Dr Holly Scoggins presents:  Garden Plants for Bees

Can a few garden plants carry a hive? Absolutely not! But with some thoughtful plant choices, you can add some pollen and nectar resources plus learn by observing bee foraging behaviors. Holly shares advice on gardening for bees, including a bit of plant physiology, seasonal plant selections, planting tips, and more.

Please join us on Thursday, February 13, 2020 at 6:30 pm at the Montgomery County Health and Human Services Building at 210 Pepper St., Christiansburg

Meeting Agenda

-Business:

  • Treasurer’s report
  • Apiary report
  • Bee Packages
  • Beginning Beekeeper’s Course Update

-What you should be doing with your bees:  Tips and ideas from     successful Association members.
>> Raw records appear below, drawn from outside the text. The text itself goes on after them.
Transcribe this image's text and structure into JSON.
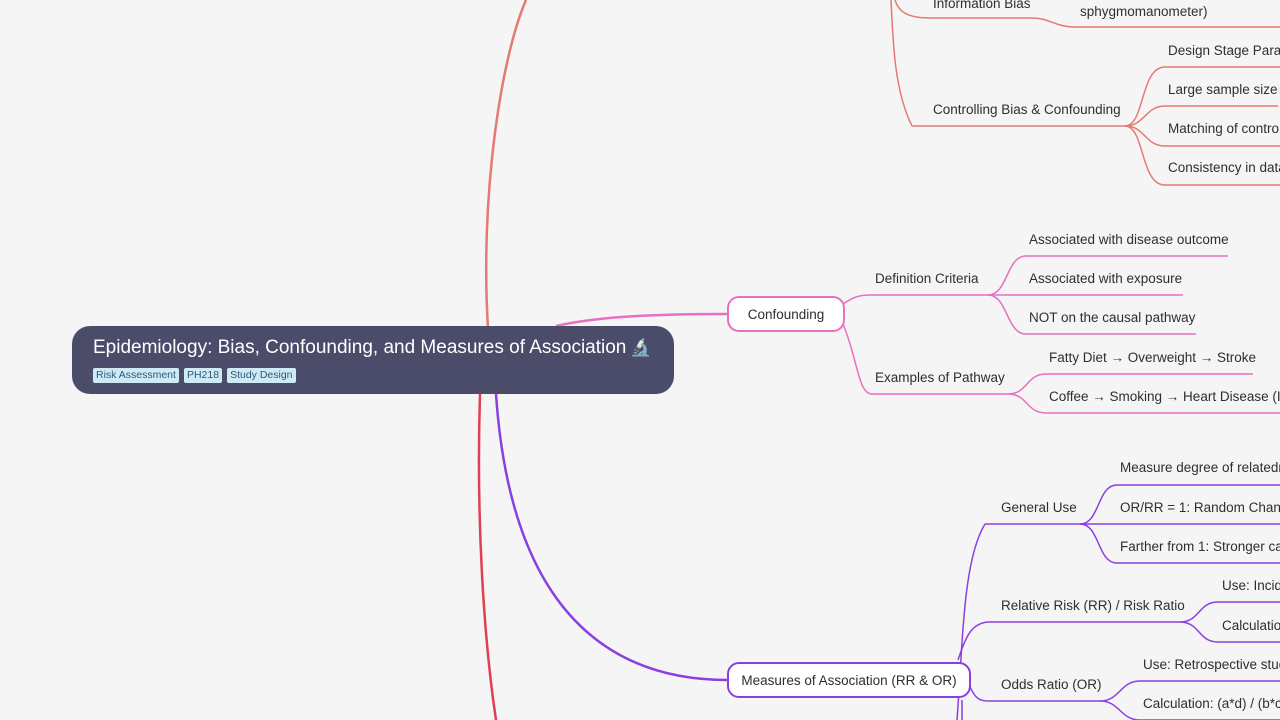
{
  "root": {
    "title": "Epidemiology: Bias, Confounding, and Measures of Association",
    "icon": "🔬",
    "tags": [
      "Risk Assessment",
      "PH218",
      "Study Design"
    ]
  },
  "bias_branch": {
    "color": "#e47a72",
    "information_bias": {
      "label": "Information Bias",
      "child": "sphygmomanometer)"
    },
    "controlling": {
      "label": "Controlling Bias & Confounding",
      "children": [
        "Design Stage Paran",
        "Large sample size",
        "Matching of contro",
        "Consistency in data"
      ]
    }
  },
  "confounding": {
    "label": "Confounding",
    "color": "#e76fc4",
    "definition": {
      "label": "Definition Criteria",
      "children": [
        "Associated with disease outcome",
        "Associated with exposure",
        "NOT on the causal pathway"
      ]
    },
    "examples": {
      "label": "Examples of Pathway",
      "children": [
        "Fatty Diet → Overweight → Stroke",
        "Coffee → Smoking → Heart Disease (Im"
      ]
    }
  },
  "measures": {
    "label": "Measures of Association (RR & OR)",
    "color": "#8b3fe0",
    "general_use": {
      "label": "General Use",
      "children": [
        "Measure degree of relatedn",
        "OR/RR = 1: Random Chance",
        "Farther from 1: Stronger ca"
      ]
    },
    "relative_risk": {
      "label": "Relative Risk (RR) / Risk Ratio",
      "children": [
        "Use: Incid",
        "Calculatio"
      ]
    },
    "odds_ratio": {
      "label": "Odds Ratio (OR)",
      "children": [
        "Use: Retrospective stud",
        "Calculation: (a*d) / (b*c"
      ]
    }
  },
  "lower_branch_color": "#e04152"
}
– Featured Presentation:  Dr Holly Scoggins

-The Buffalo Jack Raffle: Please note: there will be no intermission so buy your tickets before the meeting or, quietly, any time before the Featured Presentation in the back of the room.   

Items will include:

Two dozen quart jars for honey (no lids
8-frame screened bottom board (assembled)

10-frame deep box (unassembled)

10 medium frames with plastic foundation (unassembled)

Leather gloves- size medium

-Close of formal meeting.  Join in for socializing, refreshments, and a time for asking questions.  Please consider bringing a snack or beverage to share.